The other difference between the two foods arises in the manner to which the tortillas are made. The tortillas are a thin and flat pancake that is made from the maize flour and can be eaten hot or cold mostly with a savory filling. In Mexico, the tortillas are made from corn and have been a traditional food among the indigenous Mexicans for many years (McWhorter, 374). There are slight differences in the making of tortillas from the people of the southwest in that the culture borrows much from the Mexican culture in that the tortillas are the same shapes but rather differ in the content. In the Southwestern tortillas, the main ingredient is wheat flour, and this replaces the corn flour in the Mexican culture in making the tortillas. In making the difference clear, the author provides the example of tamales to support the claim that corn is one of the key difference between the Mexican cuisine and that of the Southwestern.

The difference between the two cuisines tend to deepen further in that apart from the tortillas, other ingredients tend to make the difference, and this is evidenced in the preparation of meat. Meat is prepared differently in the two cultures. The southwestern cuisine is made up of fried chicken, and this is different from the Mexican cuisine in that the Mexican cooking is composed of stewed meat and sometimes baked (McWhorter, 374). From this difference, the Mexican cuisine of meat is served with stew making it different from the southwestern cuisine that is fried with no stew for the same type of meat that is derived from chicken.

Apart from chicken meat, beef is another recipe that distinguishes the two cultures. The similarity is that they both consume beef and meat, but the main difference arises in the recipes. The southwestern culture cuisine of beef is made up of grilled meat (McWhorter, 374). The Mexican cuisine of beef is served with a combination of other things, spiced and filling a tortilla. To the Mexican culture, meat is an ingredient but not treated as the central focus.
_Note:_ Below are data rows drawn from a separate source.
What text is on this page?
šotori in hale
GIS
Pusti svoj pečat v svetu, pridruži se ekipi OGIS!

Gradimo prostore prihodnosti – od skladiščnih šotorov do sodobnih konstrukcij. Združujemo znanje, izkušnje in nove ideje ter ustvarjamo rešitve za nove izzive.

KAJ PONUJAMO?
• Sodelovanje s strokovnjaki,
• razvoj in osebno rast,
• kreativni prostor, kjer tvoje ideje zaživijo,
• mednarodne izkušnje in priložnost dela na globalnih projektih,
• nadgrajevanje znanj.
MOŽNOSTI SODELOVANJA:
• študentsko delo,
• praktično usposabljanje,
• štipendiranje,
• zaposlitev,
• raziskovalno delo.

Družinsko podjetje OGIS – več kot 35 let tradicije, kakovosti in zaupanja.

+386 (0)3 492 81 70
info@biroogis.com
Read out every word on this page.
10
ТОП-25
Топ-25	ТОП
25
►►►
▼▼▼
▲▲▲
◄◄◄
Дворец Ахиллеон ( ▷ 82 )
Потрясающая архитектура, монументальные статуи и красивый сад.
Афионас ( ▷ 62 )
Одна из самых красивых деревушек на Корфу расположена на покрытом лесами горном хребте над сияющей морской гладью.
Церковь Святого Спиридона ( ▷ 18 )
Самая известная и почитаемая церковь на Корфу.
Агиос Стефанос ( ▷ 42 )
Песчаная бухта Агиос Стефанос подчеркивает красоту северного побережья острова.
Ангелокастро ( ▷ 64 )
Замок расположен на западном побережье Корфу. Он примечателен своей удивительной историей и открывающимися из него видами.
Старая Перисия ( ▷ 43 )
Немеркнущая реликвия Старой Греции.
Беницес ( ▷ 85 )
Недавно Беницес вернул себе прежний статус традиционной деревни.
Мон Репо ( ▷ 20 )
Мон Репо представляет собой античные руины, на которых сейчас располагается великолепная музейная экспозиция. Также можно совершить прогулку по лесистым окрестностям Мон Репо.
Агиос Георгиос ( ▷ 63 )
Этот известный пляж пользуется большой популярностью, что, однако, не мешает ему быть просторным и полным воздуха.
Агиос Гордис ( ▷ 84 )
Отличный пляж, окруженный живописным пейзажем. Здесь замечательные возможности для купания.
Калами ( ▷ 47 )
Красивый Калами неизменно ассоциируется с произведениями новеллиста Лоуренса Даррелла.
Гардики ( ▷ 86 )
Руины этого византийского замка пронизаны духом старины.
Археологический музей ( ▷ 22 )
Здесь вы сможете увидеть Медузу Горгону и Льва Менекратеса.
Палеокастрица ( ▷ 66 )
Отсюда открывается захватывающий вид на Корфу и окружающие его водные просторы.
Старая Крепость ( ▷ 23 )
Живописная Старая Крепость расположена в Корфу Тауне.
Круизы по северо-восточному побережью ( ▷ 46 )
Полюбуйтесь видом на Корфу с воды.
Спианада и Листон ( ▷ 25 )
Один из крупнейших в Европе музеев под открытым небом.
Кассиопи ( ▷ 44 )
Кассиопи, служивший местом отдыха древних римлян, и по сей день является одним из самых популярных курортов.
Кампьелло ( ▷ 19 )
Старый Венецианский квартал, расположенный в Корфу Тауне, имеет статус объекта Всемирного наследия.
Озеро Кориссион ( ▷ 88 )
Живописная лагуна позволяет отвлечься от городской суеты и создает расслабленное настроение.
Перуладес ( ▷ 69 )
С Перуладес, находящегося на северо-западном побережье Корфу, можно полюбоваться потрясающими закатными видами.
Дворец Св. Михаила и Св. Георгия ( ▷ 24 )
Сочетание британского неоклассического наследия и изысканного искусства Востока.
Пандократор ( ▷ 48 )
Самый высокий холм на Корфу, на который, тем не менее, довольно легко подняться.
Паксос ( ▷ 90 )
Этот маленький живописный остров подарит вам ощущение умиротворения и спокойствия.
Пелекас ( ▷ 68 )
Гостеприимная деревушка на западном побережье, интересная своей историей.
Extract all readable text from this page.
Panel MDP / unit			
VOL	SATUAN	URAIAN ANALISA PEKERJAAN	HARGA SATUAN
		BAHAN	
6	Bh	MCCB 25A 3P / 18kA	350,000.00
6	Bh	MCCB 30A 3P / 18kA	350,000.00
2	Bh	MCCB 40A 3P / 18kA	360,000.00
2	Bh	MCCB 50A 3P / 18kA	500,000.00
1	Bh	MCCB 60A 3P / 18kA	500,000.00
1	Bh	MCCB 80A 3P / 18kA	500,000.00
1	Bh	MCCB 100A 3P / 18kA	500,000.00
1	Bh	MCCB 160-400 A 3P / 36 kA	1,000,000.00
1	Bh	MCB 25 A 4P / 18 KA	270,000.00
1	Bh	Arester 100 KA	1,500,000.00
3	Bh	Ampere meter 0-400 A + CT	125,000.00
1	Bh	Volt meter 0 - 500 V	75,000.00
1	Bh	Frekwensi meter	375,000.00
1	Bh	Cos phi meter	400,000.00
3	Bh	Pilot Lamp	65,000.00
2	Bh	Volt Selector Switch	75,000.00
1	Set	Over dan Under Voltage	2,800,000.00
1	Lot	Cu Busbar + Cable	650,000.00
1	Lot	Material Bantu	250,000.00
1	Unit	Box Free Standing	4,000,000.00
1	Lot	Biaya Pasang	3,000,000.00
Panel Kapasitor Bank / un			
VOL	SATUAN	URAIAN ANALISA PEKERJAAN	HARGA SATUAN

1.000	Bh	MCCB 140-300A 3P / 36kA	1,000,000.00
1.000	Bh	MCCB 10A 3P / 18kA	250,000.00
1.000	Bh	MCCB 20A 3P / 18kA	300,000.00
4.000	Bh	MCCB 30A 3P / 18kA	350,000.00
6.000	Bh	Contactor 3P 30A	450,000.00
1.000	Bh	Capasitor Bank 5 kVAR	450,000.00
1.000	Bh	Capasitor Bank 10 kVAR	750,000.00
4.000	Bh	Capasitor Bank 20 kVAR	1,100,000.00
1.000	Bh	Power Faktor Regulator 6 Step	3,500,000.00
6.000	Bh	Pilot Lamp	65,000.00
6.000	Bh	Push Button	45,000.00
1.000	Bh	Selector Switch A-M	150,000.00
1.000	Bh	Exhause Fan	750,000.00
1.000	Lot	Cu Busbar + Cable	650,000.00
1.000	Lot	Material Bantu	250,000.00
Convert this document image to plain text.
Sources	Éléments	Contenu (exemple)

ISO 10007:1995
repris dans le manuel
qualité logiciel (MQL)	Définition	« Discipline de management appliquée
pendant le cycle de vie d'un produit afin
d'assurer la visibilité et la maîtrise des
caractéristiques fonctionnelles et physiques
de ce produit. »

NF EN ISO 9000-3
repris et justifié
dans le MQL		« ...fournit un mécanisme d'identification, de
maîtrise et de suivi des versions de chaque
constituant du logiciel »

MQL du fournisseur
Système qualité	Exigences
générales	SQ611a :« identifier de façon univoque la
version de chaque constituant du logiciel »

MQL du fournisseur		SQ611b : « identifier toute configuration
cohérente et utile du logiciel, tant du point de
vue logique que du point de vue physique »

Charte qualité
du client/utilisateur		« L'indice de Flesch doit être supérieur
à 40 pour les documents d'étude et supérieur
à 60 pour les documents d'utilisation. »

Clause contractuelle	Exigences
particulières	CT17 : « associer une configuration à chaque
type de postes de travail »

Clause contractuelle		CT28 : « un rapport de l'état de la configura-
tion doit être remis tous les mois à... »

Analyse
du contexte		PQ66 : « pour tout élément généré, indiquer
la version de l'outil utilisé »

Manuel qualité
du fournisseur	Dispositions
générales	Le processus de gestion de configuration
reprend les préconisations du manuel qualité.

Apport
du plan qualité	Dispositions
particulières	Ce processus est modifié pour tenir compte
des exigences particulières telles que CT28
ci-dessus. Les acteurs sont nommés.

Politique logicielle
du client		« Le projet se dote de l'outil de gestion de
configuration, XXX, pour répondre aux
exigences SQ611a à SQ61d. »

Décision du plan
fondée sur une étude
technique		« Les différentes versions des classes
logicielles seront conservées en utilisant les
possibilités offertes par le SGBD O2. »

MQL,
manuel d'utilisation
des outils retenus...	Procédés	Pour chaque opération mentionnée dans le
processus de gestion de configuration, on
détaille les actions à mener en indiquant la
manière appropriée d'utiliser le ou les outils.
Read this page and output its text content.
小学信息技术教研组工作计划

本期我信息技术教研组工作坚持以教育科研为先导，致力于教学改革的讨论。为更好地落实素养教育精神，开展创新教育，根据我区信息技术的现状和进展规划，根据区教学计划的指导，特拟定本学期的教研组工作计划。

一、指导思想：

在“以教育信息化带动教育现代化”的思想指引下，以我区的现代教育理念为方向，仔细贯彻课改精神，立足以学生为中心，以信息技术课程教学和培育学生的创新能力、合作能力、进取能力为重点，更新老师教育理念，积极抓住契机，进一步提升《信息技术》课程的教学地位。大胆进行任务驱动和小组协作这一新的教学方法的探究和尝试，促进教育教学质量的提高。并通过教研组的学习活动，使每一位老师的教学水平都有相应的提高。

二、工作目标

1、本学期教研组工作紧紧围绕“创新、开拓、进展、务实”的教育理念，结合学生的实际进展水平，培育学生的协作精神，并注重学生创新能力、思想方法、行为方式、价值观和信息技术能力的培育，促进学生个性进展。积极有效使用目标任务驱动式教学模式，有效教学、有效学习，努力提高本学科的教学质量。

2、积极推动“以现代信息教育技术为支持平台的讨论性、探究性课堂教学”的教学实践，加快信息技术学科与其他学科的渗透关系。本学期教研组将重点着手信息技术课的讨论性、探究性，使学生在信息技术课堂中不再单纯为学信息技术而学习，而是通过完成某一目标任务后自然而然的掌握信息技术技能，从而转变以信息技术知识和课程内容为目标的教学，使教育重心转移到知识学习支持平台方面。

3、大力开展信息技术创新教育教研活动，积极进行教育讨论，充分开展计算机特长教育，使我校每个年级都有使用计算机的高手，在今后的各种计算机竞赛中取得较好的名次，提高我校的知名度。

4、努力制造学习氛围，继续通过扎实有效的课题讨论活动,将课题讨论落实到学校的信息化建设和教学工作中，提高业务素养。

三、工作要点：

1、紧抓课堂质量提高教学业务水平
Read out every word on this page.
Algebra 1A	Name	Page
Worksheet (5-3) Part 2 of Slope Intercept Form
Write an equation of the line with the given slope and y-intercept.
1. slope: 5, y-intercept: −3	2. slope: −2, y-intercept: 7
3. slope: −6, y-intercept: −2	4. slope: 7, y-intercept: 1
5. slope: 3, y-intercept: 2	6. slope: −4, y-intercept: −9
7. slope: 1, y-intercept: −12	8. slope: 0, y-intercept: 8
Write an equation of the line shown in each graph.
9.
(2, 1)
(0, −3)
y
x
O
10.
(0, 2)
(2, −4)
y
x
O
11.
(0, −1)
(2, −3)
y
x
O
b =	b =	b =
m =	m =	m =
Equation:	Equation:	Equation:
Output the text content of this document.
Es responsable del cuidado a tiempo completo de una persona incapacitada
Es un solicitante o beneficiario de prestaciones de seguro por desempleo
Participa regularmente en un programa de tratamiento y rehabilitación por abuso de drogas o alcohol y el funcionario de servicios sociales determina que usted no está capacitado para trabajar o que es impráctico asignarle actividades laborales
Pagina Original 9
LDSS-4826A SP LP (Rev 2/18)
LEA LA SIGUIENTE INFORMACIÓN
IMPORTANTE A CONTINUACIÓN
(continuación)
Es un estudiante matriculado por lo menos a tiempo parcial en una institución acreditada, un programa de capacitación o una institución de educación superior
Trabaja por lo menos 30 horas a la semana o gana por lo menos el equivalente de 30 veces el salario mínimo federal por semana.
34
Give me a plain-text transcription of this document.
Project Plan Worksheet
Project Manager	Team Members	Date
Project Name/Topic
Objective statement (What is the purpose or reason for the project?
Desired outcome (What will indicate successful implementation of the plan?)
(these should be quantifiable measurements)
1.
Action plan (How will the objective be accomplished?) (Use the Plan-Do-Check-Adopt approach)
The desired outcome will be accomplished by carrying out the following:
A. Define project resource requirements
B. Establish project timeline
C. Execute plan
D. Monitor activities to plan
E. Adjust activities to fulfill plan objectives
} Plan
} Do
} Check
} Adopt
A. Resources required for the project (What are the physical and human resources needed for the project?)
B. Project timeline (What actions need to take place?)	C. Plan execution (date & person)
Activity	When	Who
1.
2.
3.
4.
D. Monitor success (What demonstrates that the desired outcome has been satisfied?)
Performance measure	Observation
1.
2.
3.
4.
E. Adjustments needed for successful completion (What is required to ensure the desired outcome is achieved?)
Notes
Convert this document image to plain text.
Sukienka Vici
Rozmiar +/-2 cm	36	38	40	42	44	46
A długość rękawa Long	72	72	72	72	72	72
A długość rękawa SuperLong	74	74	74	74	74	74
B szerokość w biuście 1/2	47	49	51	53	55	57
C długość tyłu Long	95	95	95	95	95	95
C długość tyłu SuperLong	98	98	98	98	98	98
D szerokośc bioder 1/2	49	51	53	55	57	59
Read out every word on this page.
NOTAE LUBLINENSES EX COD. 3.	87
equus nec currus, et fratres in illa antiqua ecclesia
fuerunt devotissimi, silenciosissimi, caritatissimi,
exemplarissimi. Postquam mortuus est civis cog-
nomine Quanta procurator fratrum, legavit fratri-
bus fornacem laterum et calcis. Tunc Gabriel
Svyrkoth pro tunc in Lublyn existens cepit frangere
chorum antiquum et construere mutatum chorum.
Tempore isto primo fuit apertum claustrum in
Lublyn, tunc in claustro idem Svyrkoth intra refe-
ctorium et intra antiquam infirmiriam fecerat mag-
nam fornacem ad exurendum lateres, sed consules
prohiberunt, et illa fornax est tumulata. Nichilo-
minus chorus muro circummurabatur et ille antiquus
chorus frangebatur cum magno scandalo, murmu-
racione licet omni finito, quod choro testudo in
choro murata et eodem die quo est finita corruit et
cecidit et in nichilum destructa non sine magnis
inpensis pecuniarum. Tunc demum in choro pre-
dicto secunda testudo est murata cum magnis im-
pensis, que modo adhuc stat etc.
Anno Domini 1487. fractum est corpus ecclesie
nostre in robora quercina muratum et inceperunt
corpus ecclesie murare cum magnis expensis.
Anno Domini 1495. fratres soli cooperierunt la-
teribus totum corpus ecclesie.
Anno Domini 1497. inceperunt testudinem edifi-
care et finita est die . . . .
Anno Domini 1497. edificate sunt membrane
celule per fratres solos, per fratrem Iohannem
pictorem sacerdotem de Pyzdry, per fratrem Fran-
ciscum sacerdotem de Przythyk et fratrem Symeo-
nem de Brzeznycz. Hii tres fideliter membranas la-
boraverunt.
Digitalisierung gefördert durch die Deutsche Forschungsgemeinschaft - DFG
Pork is another kind of meat that is a differentiating factor between the foods of the two cultures. In the southwestern cultures, the barbeque is famous, and the author describes competitions in the making of the barbeque. The author further notes that the origin of the barbeque is in the Mexican cooking and it’s, therefore, right that despite the barbeque being famous in the southwestern culture, it has its origin from the Mexican culture (McWhorter, 374). The author continues to note that the style of preparing the pork is similar, but the difference arises among the ingredients used in the preparation of the delicacy. The author through the barbeque prepared from pork is able to convince the readers that the southwestern culture in terms of food was influenced by the Mexican foods considering that the tortillas are a Mexican cuisine that has also been adopted by the Southwestern cultures.

The author has achieved her primary goal of showcasing the differences and similarities among the cuisines of the Southwestern and Mexican foods. Besides, she has also served the purpose of educating the readers in that they have been made aware of the similarities between the foods of the two cultures while at the same time made aware of the dominant culture. The Mexican foods that most influenced the southwestern foods such as the tortillas and barbeque and therefore making the two cultures almost similar. The author has also made clear distinctions between the two cultures through examining the minor distinctions preventing the reader having the view of a singular style, and this includes fried and stewed meat and chicken differentiating between the two cultures.

Work Cited

McWhorter, Kathleen T. Successful College Writing: Skills-Strategies-Learning Styles. Macmillan, 2011.